As we begin the Jewish month of Elul, a month that is a wake-up call for our assessing our past year (5782 on the Jewish calendar) and thinking about how we want to move forward into 5783, we are sharing some articles and resources below that will provide a context for the upcoming High Holidays. This year, Rosh HaShanah, the Jewish New Year (or at least one of them as there are several, including the "new year" for trees), begins at sunset on Sunday, September 25. Yom Kippur starts at sunset on Tuesday, October 4, and Sukkot takes place from Sunday, October 9 through Tuesday, October 16.
Wishing everyone a healthy, happy and sweet New Year,
Board of the Contra Costa JCC
Rosh HaShanah Dates
• 2022: Starts at sunset on September 25 through September 27
• 2023: Starts at sunset on September 15 through September 17
Today, we think of Rosh HaShanah as the start of the Jewish calendar’s “new year.” However, there are actually four distinct “new years” mentioned in Judaism text:
• The first day of the Hebrew month of Nissan (which generally coincides with late April/early May, was used to calcuate the length of a king’s reign. It was called “the New Year of Kings.”
• The first day of the Hebrew month of Elul (which generally concides with August/early September was the time when 10% of cattle in the Land of Israel were marked and then sacrificied at the Temple in Jerusalem.
• The first day of the Hebrew month of Tishrei (which generally coincides with September) is “the New Year of the Years,” and also considered the agricultural new year as well as the “birthday of the world.” Around the second century C.E., this day became known as Rosh HaShanah.
• The 15th day of the Hebrew month of Sh’vat (which generally coincides with late January/early February) is called the New Year of the Trees. This is a holiday known as Tu B’shevat, and students often engage in environmental-related activities, such as planting trees, seedlings, etc.
As the website MyJewishLearning.com explains,
Although…Rosh Hashanah (the Jewish New Year) and Yom Kippur (the Day of Atonement) occupy [only a few], they lie within a web of liturgy and customs that extend from the beginning of the preceding Hebrew month of Elul through Yom Kippur…Recognizing the psychological difficulty of self-examination and personal change, the rabbis instituted a 40-day period whose intensity spirals toward its culmination on Yom Kippur, a day devoted entirely to fasting and repentance.
This is also the time of year when community members come together for religious services as well as engage in personal reflection—a time when we look back at our actions during the past year.
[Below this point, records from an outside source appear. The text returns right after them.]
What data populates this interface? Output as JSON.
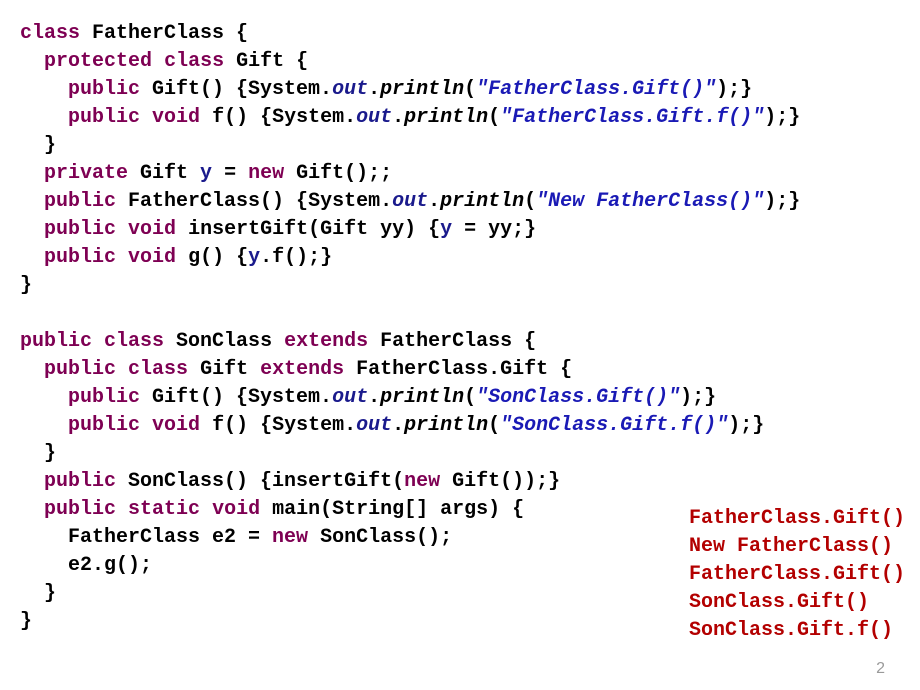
{
  "code": {
    "l1_kw1": "class",
    "l1_t1": " FatherClass {",
    "l2_kw1": "protected",
    "l2_kw2": "class",
    "l2_t1": " Gift {",
    "l3_kw1": "public",
    "l3_t1": " Gift() {System.",
    "l3_f1": "out",
    "l3_t2": ".",
    "l3_m1": "println",
    "l3_t3": "(",
    "l3_s1": "\"FatherClass.Gift()\"",
    "l3_t4": ");}",
    "l4_kw1": "public",
    "l4_kw2": "void",
    "l4_t1": " f() {System.",
    "l4_f1": "out",
    "l4_t2": ".",
    "l4_m1": "println",
    "l4_t3": "(",
    "l4_s1": "\"FatherClass.Gift.f()\"",
    "l4_t4": ");}",
    "l5_t1": "  }",
    "l6_kw1": "private",
    "l6_t1": " Gift ",
    "l6_f1": "y",
    "l6_t2": " = ",
    "l6_kw2": "new",
    "l6_t3": " Gift();;",
    "l7_kw1": "public",
    "l7_t1": " FatherClass() {System.",
    "l7_f1": "out",
    "l7_t2": ".",
    "l7_m1": "println",
    "l7_t3": "(",
    "l7_s1": "\"New FatherClass()\"",
    "l7_t4": ");}",
    "l8_kw1": "public",
    "l8_kw2": "void",
    "l8_t1": " insertGift(Gift yy) {",
    "l8_f1": "y",
    "l8_t2": " = yy;}",
    "l9_kw1": "public",
    "l9_kw2": "void",
    "l9_t1": " g() {",
    "l9_f1": "y",
    "l9_t2": ".f();}",
    "l10_t1": "}",
    "l12_kw1": "public",
    "l12_kw2": "class",
    "l12_t1": " SonClass ",
    "l12_kw3": "extends",
    "l12_t2": " FatherClass {",
    "l13_kw1": "public",
    "l13_kw2": "class",
    "l13_t1": " Gift ",
    "l13_kw3": "extends",
    "l13_t2": " FatherClass.Gift {",
    "l14_kw1": "public",
    "l14_t1": " Gift() {System.",
    "l14_f1": "out",
    "l14_t2": ".",
    "l14_m1": "println",
    "l14_t3": "(",
    "l14_s1": "\"SonClass.Gift()\"",
    "l14_t4": ");}",
    "l15_kw1": "public",
    "l15_kw2": "void",
    "l15_t1": " f() {System.",
    "l15_f1": "out",
    "l15_t2": ".",
    "l15_m1": "println",
    "l15_t3": "(",
    "l15_s1": "\"SonClass.Gift.f()\"",
    "l15_t4": ");}",
    "l16_t1": "  }",
    "l17_kw1": "public",
    "l17_t1": " SonClass() {insertGift(",
    "l17_kw2": "new",
    "l17_t2": " Gift());}",
    "l18_kw1": "public",
    "l18_kw2": "static",
    "l18_kw3": "void",
    "l18_t1": " main(String[] args) {",
    "l19_t1": "    FatherClass e2 = ",
    "l19_kw1": "new",
    "l19_t2": " SonClass();",
    "l20_t1": "    e2.g();",
    "l21_t1": "  }",
    "l22_t1": "}"
  },
  "output": {
    "line1": "FatherClass.Gift()",
    "line2": "New FatherClass()",
    "line3": "FatherClass.Gift()",
    "line4": "SonClass.Gift()",
    "line5": "SonClass.Gift.f()"
  },
  "page_number": "2"
}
Taking responsibility for our own acts is a precursor to improving our own lives.
Considered the holiest day of the Jewish year, Yom Kippur, the Day of Atonement, starts 10 days after the beginning of Rosh HaShanah, on the 10th day of Tishrei. This period between the holy days is a time of repentance and self-reflection. Jews fast on Yom Kippur from sunset to sunset and refrain from work.
Yom Kippur Dates:
2022: Starts at sunset October 4 through October 5
2023: Starts at sunset September 24 through September 25
According to ReformJudaism.org
Yom Kippur is the moment in Jewish time when we dedicate our mind, body, and soul to reconciliation with our fellow human beings, ourselves, and God. As the New Year begins, we commit to self-reflection and inner change. As both seekers and givers of pardon, we turn first to those whom we have wronged, acknowledging our sins and the pain we have caused them. We are also commanded to forgive, to be willing to let go of any resentment we feel towards those who have committed offenses against us. Only then can we turn to God and ask for forgiveness. As we read in the Yom Kippur liturgy, “And for all these, God of forgiveness, forgive us, pardon us, and grant us atonement.”